Edwin berjalan mendekati Mei dan memeluknya dari belakang,
"Kalo masih sakit nggak usah ke luar nggak papa, di sini aja," Mei membuka pelukan Edwin dan membalikkan badannya.
"Nggak papa, cuman makan kan, trus balik lagi?" tanya Mei. Edwin mengangguk. Meisya memakai celana jinsnya dan memakai kaos berlengan panjang. Lalu menyapu wajahnya dengan makeup tipis.

Mereka berjalan beriringan menuju buffet dan menemukan om Ben dan James di sana. Akhirnya mereka bergabung.

"Gimana om sudah sehat?" tanya Meisya menatap om Ben yang terlihat capek.

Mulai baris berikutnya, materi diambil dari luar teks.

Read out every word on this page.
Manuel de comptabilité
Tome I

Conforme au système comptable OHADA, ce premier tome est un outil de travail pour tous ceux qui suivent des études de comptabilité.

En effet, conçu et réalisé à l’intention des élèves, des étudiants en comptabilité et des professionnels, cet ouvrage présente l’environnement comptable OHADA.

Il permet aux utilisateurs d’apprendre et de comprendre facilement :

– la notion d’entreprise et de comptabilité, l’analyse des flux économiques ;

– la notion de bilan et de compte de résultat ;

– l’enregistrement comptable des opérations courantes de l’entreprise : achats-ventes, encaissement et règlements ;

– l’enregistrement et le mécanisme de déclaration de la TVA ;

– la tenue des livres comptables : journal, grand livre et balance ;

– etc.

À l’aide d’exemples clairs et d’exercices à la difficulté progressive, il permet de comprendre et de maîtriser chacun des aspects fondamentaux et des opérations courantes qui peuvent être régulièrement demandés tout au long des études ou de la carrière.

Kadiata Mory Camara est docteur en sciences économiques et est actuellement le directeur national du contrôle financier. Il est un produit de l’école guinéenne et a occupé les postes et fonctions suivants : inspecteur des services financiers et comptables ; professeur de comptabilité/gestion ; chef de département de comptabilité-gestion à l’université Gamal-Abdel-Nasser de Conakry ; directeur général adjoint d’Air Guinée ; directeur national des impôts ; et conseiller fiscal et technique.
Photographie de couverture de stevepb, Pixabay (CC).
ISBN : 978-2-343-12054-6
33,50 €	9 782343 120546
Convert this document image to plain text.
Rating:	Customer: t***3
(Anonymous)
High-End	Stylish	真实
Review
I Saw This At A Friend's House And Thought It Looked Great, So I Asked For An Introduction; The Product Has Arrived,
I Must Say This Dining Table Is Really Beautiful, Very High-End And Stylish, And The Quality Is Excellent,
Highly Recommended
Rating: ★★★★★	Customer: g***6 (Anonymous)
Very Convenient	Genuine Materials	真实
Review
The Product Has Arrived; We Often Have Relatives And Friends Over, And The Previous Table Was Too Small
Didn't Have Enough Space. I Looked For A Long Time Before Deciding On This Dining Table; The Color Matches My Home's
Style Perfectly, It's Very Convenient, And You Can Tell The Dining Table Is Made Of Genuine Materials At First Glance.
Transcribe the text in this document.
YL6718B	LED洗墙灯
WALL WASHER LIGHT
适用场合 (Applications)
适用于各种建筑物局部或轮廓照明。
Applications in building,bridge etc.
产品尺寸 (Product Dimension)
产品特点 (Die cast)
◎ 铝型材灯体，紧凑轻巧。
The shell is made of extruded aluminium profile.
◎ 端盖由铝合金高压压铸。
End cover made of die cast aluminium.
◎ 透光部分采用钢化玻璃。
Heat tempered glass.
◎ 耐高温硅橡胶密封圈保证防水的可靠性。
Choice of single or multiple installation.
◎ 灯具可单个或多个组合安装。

Om Ben tersenyum ramah.
"Lumayan, besok om pulang Meisya, Edwin, oh iya, ini kado dari om untuk kalian," om Bem menyerahkan kotak kecil berwarna putih ke sisi Meisya.
"Bukalah, itu kunci apartemen, om membelikan yang lebih nyaman dari yang ditempati Meisya, meski Meisya tidak akan selamanya di Sydney, tapi karena kalian sudah menikah om pikir perlu tempat yang bagus untuk kalian tempati sebagai pasangan baru, kalian bisa menjualnya jika Mei menyelesaikan studynya," ujar om Ben sambil menatap Edwin dan Mei bergantian.8
"Makasih banyak om, kami nggak akan menjualnya, ini hadiah dari om," ujar Edwin.
"Tadi emang papa bingung Ed gimana caranya ngasi kadonya, karena papa nggak ingin ganggu kalian," ujar James yang melihat wajah Mei mulai merona.
Edwin tersenyum dan menggenggam jemari Meisya.

"Nggak papa sebenarnya kamu telpon aku James, kami dari tadi cuman tiduran kok," jawab Edwin yang memahami perubahan wajah Meisya yang terlihat malu.
"Makasih kadonya ya om, nggak akan kami jual meski aku ntar pindah ke Indonesia setahun lagi," ujar Mei menatap om Ben yang sejak tadi tersenyum melihat wajahnya.
"iya, terus terang om bingung juga mau ngasi apa, om carikan yang nyamanlah dan persiapan nanti jika Mei memiliki anak selama di Sydney," om Ben kembali tersenyum pada Meisya.

Mereka berempat makan, sesekali tampak James menatap wajah Meisya yang terlihat lelah, ada rasa sakit didadanya saat Edwin melayani Meisya makan dan perlakuan Edwin yang semakin mesra pada Meisya.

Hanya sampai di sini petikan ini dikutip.